Others receive an education on the wine chosen for this event: it is not pinot noir rosé (like they are insisting) but a strawberry rhubarb wine made by Barr Estates Winery near Sherwood Park.
What the guests don’t learn is that the chefs are plating in darkness because a breaker has blown; that as the second course is being set on the tables, a server is running across the street to borrow serving spoons from the Shaw, and the apronless “server” who is occasionally assisting is me—and that the last serving position I held lasted for two days, and that was in 1982. (I now have an increased respect for servers, by the way.)
All that mattered was that the guests were happy. They walked out into the night with bellies full of grass-fed Red Tail Farms beef that Brochu braised in Blindman Brewing’s Saison Lacombe, sweet and savoury chunks of JP Pedhirney’s Hubbard squash, Robstad and Rogers’ roasted root vegetables with luxurious whipped ricotta, succulent smoked goldeye that Mike Robins brought from Manitoba, and Jess Young’s insanely delicious corn and honey cake.

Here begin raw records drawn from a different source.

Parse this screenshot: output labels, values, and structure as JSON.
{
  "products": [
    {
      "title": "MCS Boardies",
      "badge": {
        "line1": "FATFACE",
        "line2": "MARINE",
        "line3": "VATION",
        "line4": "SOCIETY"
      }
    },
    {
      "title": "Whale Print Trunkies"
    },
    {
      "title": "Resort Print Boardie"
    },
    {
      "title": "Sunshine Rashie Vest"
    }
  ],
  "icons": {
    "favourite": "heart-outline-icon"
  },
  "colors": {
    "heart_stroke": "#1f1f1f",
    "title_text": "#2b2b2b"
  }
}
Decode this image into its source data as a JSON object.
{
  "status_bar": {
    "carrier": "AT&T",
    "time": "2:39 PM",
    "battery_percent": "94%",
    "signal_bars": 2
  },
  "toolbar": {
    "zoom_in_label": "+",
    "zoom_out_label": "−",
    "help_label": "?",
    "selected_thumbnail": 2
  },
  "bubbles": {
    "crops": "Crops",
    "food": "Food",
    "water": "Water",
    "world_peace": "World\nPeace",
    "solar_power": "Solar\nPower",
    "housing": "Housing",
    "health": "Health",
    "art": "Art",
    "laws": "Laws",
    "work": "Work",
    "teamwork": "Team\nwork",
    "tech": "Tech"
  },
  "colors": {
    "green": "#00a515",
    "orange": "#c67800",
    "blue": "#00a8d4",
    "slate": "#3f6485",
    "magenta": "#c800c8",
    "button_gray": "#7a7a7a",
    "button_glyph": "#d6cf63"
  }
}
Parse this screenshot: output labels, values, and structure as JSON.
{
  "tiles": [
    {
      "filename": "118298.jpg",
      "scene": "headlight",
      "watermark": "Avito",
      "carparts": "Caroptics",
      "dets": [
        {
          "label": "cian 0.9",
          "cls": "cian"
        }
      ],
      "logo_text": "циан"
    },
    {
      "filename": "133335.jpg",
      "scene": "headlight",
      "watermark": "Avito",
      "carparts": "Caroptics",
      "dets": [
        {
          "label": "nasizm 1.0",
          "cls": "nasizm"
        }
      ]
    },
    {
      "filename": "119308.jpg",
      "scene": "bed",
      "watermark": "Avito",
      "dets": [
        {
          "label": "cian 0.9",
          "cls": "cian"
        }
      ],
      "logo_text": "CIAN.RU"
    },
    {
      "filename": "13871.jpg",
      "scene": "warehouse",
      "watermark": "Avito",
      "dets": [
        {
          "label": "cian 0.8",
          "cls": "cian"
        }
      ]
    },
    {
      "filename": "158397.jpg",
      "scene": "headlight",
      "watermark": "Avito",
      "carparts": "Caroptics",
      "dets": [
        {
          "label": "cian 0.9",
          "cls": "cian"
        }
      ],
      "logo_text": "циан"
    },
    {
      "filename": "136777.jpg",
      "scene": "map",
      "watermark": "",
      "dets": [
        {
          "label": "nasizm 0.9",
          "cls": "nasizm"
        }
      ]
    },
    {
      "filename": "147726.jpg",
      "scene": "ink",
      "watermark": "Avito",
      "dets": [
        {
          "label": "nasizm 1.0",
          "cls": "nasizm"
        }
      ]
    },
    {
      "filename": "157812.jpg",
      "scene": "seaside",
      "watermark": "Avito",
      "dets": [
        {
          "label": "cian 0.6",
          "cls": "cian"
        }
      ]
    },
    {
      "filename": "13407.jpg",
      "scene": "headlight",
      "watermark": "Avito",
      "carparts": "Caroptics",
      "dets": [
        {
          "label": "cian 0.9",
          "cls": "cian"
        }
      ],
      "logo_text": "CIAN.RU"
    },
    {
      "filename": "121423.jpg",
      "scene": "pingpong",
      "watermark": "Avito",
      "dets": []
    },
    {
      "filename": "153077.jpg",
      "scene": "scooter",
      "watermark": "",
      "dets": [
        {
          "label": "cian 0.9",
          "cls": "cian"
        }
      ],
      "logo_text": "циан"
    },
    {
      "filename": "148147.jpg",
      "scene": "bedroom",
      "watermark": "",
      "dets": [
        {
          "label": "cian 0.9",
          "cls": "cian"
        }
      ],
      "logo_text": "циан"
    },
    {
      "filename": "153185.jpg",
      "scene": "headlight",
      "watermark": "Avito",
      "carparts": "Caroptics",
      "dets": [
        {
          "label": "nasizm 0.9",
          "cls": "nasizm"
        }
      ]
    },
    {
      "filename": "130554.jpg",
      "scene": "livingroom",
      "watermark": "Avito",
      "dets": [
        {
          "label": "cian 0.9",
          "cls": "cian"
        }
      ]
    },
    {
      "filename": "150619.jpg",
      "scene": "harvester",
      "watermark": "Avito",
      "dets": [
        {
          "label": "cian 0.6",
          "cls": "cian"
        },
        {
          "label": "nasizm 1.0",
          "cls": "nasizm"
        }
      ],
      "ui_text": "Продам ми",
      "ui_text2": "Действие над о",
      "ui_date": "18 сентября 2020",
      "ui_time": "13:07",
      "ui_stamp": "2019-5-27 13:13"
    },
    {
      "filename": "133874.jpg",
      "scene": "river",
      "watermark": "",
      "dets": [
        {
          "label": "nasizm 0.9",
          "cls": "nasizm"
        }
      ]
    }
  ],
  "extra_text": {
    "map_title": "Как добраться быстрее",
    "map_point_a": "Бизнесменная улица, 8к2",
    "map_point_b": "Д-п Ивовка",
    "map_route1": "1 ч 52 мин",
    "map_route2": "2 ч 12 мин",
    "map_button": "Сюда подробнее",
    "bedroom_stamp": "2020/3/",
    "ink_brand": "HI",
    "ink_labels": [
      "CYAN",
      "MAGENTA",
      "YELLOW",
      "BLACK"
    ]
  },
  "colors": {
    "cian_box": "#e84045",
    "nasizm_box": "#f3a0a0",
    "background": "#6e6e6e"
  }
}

I guess we all learned something that night: diners learned of new foods grown in the land around them, and the whole team learned that success comes from working together—something that prairie folk realized early on in order to survive in a new land.
It is something that I hope never changes. Working together doesn’t only make us stronger; it makes us better. It’s what we’ve been taught to do, and it’s what makes us #proudtobeprairie.